Doutorado em Sociologia da Cultura (Coimbra, 2010), sob orientação de Boaventura de Sousa Santos e Max Paddison, António Pinho Vargas é professor de Composição na Escola Superior de Música de Lisboa e investigador do Centro de Estudos Sociais da Universidade de Coimbra. Músico, compositor e ensaísta, é licenciado em História (Universidade do Porto), fez o Curso Superior de Piano no Conservatório do Porto e concluiu mestrado no Conservatório de Roterdão. Colabora ou colaborou directamente com a Porto 2001, Casa da Música, Fundação de Serralves e Centro Cultural de Belém. Condecorado pelo Presidente de República com a Comenda da Ordem do Infante D. Henrique (1995), recebeu a Medalha de Mérito Cultural da câmara de Gaia (1998). Premiado com três “Sete de Ouro” para melhor disco instrumental do ano, Pinho Vargas compõe regularmente para teatro e cinema, tendo sido distinguido pelas bandas sonoras originais de «Tempos Difíceis» (João Botelho) e «Cinco Dias Cinco Noites» (José Fonseca e Costa).

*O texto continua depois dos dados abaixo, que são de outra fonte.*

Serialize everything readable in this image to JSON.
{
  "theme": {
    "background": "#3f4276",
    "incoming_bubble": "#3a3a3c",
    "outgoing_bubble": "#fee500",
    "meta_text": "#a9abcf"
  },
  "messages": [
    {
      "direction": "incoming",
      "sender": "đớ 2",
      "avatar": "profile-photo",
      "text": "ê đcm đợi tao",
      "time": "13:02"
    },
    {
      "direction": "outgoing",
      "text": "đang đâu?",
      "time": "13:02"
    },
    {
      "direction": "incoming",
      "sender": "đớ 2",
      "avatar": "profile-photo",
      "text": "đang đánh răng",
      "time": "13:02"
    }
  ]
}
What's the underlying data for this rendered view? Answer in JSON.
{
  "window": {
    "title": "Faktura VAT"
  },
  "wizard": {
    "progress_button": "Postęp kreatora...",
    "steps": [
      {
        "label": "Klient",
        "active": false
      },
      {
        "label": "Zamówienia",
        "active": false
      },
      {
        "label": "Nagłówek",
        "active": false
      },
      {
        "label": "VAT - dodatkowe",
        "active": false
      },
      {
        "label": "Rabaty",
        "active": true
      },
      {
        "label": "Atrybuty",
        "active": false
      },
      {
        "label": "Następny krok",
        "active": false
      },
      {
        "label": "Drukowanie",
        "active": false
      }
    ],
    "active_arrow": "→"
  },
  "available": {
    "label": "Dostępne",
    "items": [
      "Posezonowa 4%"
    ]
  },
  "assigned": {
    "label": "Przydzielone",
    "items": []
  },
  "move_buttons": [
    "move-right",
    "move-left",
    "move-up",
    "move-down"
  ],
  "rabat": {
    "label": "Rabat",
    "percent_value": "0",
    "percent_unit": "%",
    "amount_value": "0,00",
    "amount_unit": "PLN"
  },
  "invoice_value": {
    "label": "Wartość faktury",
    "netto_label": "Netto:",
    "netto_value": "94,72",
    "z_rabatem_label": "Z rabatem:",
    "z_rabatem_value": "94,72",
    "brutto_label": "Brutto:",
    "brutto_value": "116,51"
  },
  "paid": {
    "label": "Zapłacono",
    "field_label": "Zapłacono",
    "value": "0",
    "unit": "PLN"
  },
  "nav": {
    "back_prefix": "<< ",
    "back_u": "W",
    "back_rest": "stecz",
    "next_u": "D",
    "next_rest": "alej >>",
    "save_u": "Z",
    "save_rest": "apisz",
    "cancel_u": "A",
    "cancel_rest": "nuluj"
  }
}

Na véspera de um concerto – “a minha música e os improvisos que consiga fazer” – numa capela em Santo Amaro de Oeiras, a dois passos do local escolhido para esta conversa (Centro Cultural de Belém), António Pinho Vargas falou calmamente do seu trabalho, das etapas já percorridas, dos projectos e também das suas apreensões de cidadão atento, muito preocupado com “a asfixia da vida cultural do país”. Mas a conversa, numa bela manhã de sol, com a Ponte 25 de Abril e a serenidade do Tejo como cenário, estava condenada a começar pelo concerto do dia seguinte. Pinho Vargas veste a camisola do artista experiente, habituado à diversidade dos locais, das condições de trabalho e dos públicos: “Não conheço a capela onde vou actuar. Sei que serei o único, neste ciclo de teclas, essencialmente de música clássica, a improvisar. Vamos ver como corre...”


Primeiro andamento: do jazz e do provincianismo

“Nos anos ‘70 e ‘80 do século passado dediquei o essencial da minha actividade ao jazz. Gravei sete discos com dezenas de composições originais e toquei em vários países da Europa, em Cabo Verde, na África do Sul, em Macau e nos Estados Unidos (EUA). Trabalhei com músicos como Kenny Wheeler, Steve Potts, Paolo Fresu, Arild Andersen e Jon Christensen. Mas o mais importante, de longe, foi tudo o que compus nesse período”. 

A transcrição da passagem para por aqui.